Salmon bid set to cost $8m

01:56, Aug 03 2012

New Zealand King Salmon expects to spend $8 million on its application to develop nine new salmon farms in the Marlborough Sounds, $2m more than budgeted.

King Salmon chief executive Grant Rosewarne said so far the company had spent about $5.5 m and expected total costs to rise from $6m to $8m. Half that money would be spent on experts and the rest would be split between its law firm Russell McVeagh and the Environmental Protection Authority (EPA) hearing process, he said.

"Do we need a Rolls Royce process for something fully reversible?" Mr Rosewarne asked.

Salmon farming was a 100 per cent reversible industry, he said and in a high flow site, if a farm was removed the seabed beneath would return to its original state in fewer than 10 years.

A trial at the company's Forsyth Bay farm in outer Pelorus Sound showed eight years after it was towed away, the site had almost fully recovered, he said.

The application affected only 17 surface hectares of the Marlborough Sounds, Mr Rosewarne said. Its $8m cost was out of scale with its application, when compared with $6m spent on an EPA hearing which in June, approved the $1 billion Transmission Gully roading project in the Wellington region.


Unexpected expenses included paying environmental law firm ChanceryGreen to run information meetings for submitters, attended by King Salmon company representatives and expert witnesses, Mr Rosewarne said. These were held at the request of the EPA board of inquiry that would hear its application, but had not been required before.

Meetings among experts to highlight areas of agreement and dispute had been more thorough and costly than expected, he said.

King Salmon also had to pay for some of its evidence to be reviewed, especially on the effect of farms on the water column from the sea surface to the sea floor, Mr Rosewarne said. This was after it was criticised by experts from opposition group, Sustain Our Sounds.

The hearing was likely to take five rather than three weeks, which would also add to the cost, he said.

Mr Rosewarne criticised Sustain Our Sounds for citing King Salmon expenditure as a reason for seeking $20,000 of public support, when it already had $40,000 of taxpayer money from the Environment Ministry legal assistance fund.

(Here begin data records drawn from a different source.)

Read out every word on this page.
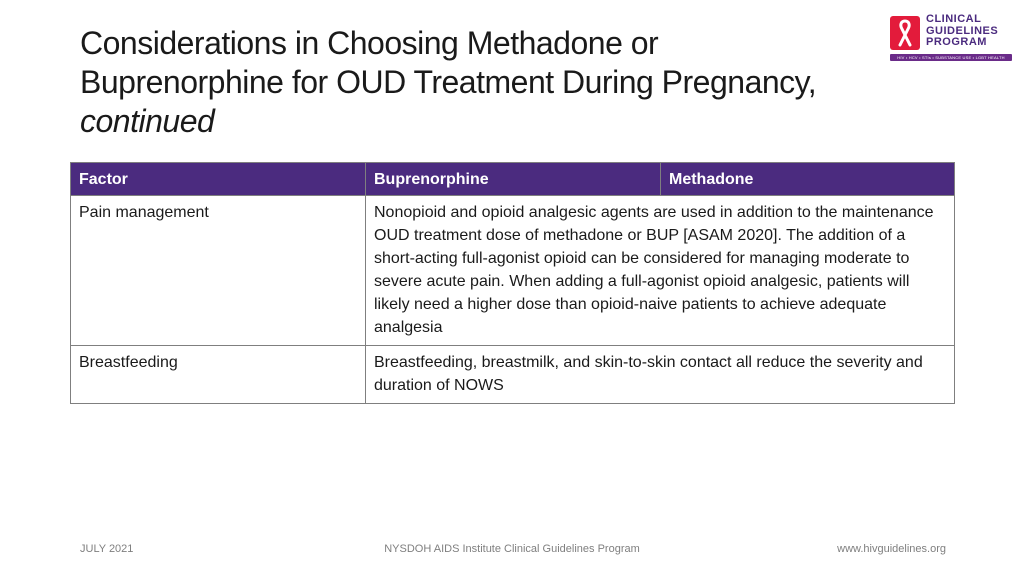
Considerations in Choosing Methadone or
Buprenorphine for OUD Treatment During Pregnancy,
continued
CLINICAL
GUIDELINES
PROGRAM
HIV • HCV • STIs • SUBSTANCE USE • LGBT HEALTH
Factor	Buprenorphine	Methadone
Pain management	Nonopioid and opioid analgesic agents are used in addition to the maintenance OUD treatment dose of methadone or BUP [ASAM 2020]. The addition of a short-acting full-agonist opioid can be considered for managing moderate to severe acute pain. When adding a full-agonist opioid analgesic, patients will likely need a higher dose than opioid-naive patients to achieve adequate analgesia	
Breastfeeding	Breastfeeding, breastmilk, and skin-to-skin contact all reduce the severity and duration of NOWS	
JULY 2021	NYSDOH AIDS Institute Clinical Guidelines Program	www.hivguidelines.org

King Salmon had provided huge amounts of expert and independent information to the EPA board of inquiry, available to groups like Sustain Our Sounds to use in their submissions, he said.

Sustain Our Sounds chairman Danny Boulton yesterday said the group's call for donations raised amounts from $4000 from one benefactor to a small cheque from a pensioner who said she appreciated the group working to protect the Sounds from more salmon farms.